From the early 1990s to 2001, Mr. Bey was director of men's ministries at the Cherry Street Mission, which helps the homeless. He once was a hairsbreadth from the street himself. His wife gave him a week to find a new place to live in 1989 because of his drug problem, Mr. Bey told The Blade in 2000.

"I was suffering for 2 1/2 years from a crack cocaine addiction," Mr. Bey said then. "I got involved in a Christian recovery program at First Church of God. That's where I was saved. It was a revolutionary transformation."

His wife said yesterday: "He found Jesus."

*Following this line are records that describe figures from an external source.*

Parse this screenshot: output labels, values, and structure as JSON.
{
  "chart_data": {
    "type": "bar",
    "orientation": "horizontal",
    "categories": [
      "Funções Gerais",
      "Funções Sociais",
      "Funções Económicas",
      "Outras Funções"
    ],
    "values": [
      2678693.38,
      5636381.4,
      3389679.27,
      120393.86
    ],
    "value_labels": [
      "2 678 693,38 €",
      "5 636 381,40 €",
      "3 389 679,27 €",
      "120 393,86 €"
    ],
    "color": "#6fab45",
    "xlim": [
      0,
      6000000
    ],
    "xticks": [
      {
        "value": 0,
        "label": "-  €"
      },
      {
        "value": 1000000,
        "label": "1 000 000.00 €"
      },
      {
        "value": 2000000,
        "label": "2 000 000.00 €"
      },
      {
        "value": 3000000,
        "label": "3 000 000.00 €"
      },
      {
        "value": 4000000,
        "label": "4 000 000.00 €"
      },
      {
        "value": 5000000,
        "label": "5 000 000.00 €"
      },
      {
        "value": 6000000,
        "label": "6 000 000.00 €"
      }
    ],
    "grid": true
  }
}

His addiction and recovery - and his faith - informed his work.

"He had such a heart for it, having been through it himself," his wife said. "Because our God is a God of second chances, he always saw hope in people and a future."

He did missionary work in Haiti for a year and was in ministry at King of Kings Church in Toledo. He grew up in Toledo and left Scott High School for the Army. He was stationed in Europe and remained afterward as a political activist, until West Germany sent him home, his wife said.

Back in Toledo, he became a member of the Nation of Islam and changed his name from Lawrence Sparks to Lawrence X and later to Mansour Bey. He ran unsuccessfully for City Council as an independent in 1981 and backed council representation by district. In 2002 he lost as a candidate in District 4.

Mr. Bey received an associate's degree in business from the University of Toledo, his wife said. He had been president of the Black Student Union there and, in the mid-1980s, led protests against UT's investments in firms that did business with South Africa's apartheid government.

He was a former chairman of Toledo's Board of Community Relations and organized a Father's Day march. In October, 2005, he joined then-Mayor Jack Ford and then-fire Chief Michael Bell as they tried to calm a crowd of about 600 after the aborted neo-Nazi rally in North Toledo.

"This is his hometown, and he believed in making where you are a better place," his wife said.

Surviving are his wife, Nazaarah, whom he wed May 14, 1973; sons, Lawrence Barnes, Jr., Christopher Shoecraft, Taleb Bey, Joshua Bey, David Mezzavilla, and Marvin Mezzavilla; brother, Earl Duane Ellis; sister, Diane Mueller, and six grandchildren.

Visitation will be from 3 to 6 p.m. Wednesday in the Dale-Riggs Funeral Home, where wake services will be from 6 to 8 p.m. Wednesday. Family hour starts at 11 a.m. Thursday in First Church of God, where funeral services will be at noon.